Il y a donc à la base de ces 149 propositions, un discours engagé qui articule l’urgence environnementale à celle de justice sociale à la manière dont la CGT conjugue la fin du mois à la fin du monde. Si l’on suit le développement de la CCC, le trait d’union entre urgence environnementale et justice sociale c’est une intervention citoyenne renouvelée en profondeur à la fois comme extension de la parole donnée aux citoyens mais aussi quant au pouvoir donné à la société civile de mieux contrôler les politiques publiques non pas tant pour les sanctionner que pour les conforter.

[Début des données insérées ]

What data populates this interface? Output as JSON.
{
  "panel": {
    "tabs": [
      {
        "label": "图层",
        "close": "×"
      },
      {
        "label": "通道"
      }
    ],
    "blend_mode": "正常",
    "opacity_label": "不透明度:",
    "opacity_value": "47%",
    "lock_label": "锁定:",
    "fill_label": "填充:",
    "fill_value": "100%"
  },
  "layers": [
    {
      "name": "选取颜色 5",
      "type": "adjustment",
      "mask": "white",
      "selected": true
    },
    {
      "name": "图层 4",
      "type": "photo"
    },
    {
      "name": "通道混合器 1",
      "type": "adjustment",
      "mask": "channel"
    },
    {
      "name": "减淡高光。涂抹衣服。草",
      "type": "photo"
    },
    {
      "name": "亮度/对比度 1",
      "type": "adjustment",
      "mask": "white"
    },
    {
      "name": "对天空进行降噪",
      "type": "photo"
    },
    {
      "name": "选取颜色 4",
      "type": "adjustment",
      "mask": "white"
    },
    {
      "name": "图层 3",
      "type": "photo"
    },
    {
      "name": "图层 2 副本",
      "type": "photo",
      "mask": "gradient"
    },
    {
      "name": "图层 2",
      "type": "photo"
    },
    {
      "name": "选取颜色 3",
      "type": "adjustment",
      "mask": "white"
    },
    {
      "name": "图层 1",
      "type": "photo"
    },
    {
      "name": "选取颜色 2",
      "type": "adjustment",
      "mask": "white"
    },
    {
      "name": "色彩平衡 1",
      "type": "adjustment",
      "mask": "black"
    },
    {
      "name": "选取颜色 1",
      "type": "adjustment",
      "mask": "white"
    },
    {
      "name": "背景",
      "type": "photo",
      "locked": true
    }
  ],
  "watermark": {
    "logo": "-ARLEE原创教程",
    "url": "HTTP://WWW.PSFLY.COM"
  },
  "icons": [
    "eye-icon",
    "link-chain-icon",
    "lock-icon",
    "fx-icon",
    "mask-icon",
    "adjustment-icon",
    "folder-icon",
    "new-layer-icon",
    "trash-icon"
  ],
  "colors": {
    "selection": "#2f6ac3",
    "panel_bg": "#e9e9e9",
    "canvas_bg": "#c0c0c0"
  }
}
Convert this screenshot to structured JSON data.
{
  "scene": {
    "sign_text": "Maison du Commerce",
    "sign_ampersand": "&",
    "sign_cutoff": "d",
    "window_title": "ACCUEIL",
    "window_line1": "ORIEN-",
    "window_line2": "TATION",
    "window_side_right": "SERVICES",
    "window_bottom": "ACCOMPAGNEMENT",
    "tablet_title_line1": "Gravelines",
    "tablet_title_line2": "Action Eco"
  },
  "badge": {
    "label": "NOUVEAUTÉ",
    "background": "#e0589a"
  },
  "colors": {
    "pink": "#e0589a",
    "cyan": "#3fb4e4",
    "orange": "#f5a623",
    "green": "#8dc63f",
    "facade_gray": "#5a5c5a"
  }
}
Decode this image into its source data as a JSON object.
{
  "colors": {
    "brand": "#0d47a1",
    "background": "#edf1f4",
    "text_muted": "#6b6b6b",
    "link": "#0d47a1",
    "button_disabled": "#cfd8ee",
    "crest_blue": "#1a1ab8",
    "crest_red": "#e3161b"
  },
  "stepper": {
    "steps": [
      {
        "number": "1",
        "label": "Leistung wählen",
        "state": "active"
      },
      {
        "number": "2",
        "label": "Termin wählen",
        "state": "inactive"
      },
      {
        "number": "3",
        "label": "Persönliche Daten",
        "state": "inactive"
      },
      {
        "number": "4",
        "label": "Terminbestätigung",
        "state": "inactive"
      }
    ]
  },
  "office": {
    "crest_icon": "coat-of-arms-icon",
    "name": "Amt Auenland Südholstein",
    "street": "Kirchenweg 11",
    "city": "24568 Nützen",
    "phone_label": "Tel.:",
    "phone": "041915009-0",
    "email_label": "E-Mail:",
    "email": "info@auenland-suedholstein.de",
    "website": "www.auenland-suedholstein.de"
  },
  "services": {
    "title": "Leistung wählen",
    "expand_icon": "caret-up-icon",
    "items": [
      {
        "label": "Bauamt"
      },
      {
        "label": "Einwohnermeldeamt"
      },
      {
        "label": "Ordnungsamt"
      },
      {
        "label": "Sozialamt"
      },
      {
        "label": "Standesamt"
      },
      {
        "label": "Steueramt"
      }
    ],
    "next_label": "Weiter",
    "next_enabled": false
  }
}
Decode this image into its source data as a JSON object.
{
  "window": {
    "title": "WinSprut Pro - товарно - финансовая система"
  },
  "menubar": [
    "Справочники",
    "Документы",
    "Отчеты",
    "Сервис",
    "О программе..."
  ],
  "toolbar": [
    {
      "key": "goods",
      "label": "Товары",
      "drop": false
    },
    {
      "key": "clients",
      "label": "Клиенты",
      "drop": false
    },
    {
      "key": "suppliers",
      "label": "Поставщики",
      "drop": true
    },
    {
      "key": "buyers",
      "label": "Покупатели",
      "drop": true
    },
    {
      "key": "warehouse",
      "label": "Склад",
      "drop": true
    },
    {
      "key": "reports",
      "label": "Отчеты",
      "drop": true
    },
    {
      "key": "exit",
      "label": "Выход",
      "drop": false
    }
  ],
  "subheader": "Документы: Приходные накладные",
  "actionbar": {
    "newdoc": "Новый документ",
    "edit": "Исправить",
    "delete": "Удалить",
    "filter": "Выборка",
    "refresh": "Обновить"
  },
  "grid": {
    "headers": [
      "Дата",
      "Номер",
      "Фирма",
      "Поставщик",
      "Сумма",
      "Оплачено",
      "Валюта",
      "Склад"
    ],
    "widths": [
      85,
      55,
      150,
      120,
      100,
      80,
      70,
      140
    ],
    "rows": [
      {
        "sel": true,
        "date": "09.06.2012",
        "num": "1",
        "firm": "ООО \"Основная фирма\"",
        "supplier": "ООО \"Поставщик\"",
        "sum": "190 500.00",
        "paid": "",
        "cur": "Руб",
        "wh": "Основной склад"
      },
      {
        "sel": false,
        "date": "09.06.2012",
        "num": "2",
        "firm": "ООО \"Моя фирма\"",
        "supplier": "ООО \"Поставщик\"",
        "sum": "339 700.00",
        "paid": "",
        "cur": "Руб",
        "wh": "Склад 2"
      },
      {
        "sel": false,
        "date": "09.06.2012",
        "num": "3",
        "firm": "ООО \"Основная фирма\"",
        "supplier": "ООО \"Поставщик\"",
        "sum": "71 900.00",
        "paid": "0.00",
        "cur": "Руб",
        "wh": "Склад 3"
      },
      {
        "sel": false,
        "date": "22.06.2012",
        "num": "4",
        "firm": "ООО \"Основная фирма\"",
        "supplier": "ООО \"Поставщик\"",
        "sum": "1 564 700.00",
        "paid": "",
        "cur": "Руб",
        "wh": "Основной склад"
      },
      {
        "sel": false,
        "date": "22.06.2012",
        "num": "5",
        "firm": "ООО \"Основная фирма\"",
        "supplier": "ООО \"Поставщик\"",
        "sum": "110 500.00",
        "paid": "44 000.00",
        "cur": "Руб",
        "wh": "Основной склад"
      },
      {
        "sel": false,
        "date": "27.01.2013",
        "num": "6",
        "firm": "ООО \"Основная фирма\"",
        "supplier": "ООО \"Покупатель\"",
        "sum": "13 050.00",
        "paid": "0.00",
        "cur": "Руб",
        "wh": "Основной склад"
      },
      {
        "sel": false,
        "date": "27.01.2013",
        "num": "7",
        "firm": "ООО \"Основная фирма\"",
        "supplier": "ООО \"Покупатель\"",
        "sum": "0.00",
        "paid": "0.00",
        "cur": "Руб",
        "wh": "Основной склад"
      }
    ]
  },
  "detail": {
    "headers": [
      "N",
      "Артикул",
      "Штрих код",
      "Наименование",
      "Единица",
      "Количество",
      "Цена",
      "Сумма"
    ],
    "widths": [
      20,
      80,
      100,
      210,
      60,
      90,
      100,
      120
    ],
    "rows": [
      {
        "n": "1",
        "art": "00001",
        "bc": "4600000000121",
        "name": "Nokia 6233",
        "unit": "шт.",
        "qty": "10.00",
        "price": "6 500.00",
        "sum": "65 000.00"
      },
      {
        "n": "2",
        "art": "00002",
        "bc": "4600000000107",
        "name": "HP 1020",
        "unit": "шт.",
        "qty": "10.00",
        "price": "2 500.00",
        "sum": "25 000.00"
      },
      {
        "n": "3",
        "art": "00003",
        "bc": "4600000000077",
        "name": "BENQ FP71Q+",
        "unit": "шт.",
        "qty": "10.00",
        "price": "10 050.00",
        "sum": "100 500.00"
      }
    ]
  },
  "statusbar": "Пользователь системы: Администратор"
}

- Que reste-t-il des propositions de la CCC dans le projet de loi ?
- Un référendum (analyse détaillée ici) portant sur la révision de la Constitution en lieu et place d’un débat national, de fond et populaire sur la société de demain tel que le revendiquait la CCC. Cette modification de la Constitution n’ayant pas une réelle portée juridique en raison de la Charte de l’environnement, elle n’a qu’une portée symbolique mais elle pourrait être l’opportunité de créer les conditions d’un large débat sur ce qu’implique, en termes de modèle de société, la transition écologique.
- Plus d'une soixantaine de propositions (analyse détaillée ici) très souvent moins ambitieuses que celles formulées par la CCC en termes de délai ou de portée concrète. Le gouvernement explique d’ores et déjà l’absence de certaines propositions de la CCC par le fait qu’elles relèvent d’autres textes : lois de finances pour le malus au poids par exemple, ou d’engagements internationaux ou communautaires comme la taxation de l’aérien.Surtout, la ligne politique empruntée par la CCC et articulant la question environnementale à celle de justice sociale est totalement niée. Le « joker » présidentiel portant sur la taxation à 4% des dividendes en est un des grands marqueurs. De fait, E Macron a écarté toutes les mesures portées par la CCC qui auraient pu contribuer au financement de la transition écologique tout en réduisant les injustices fiscales et sociales : non ratification et renégociation du CETA, conditionnalité des aides publiques au respect d’une trajectoire de réduction des EGES conforme à l’Accord de Paris, plus grande taxation des GAFA, fléchage de l’épargne privée réglementée, remise en cause des niches fiscales liées aux énergies fossiles etcLa pression des organisations patronales qui prônent en matière environnementale « l’efficacité avant la morale » est sans doute non négligeable.
Au final, le projet de loi aurait le grand inconvénient de se réduire à une série de mesures techniques, certes utiles, mais étouffant le débat politique sur la transition écologique du pays et la mutation du modèle de société qu’il implique. C’est – comme son nom l’indique – un projet « résilient » c’est-à-dire qui vise à adapter le système capitaliste à l’urgence climatique en faisant reposer cette transition sur la capacité individuelle de chacun à modifier ses habitudes de consommation, de production etc. Ce projet induit donc une politique de désengagement de l’Etat où prévaut la responsabilité individuelle et réduit la liberté émancipatrice de réaction à une crise en enfermant les populations dans une doctrine d’adaptation.
Il n’en reste pas moins que les débats parlementaires à venir pourront être l’occasion de créer le débat qui manque à notre société : celui de l’intervention citoyenne dans les politiques publiques et d’une nécessaire transition écologique qui soit le levier d’une société plus juste.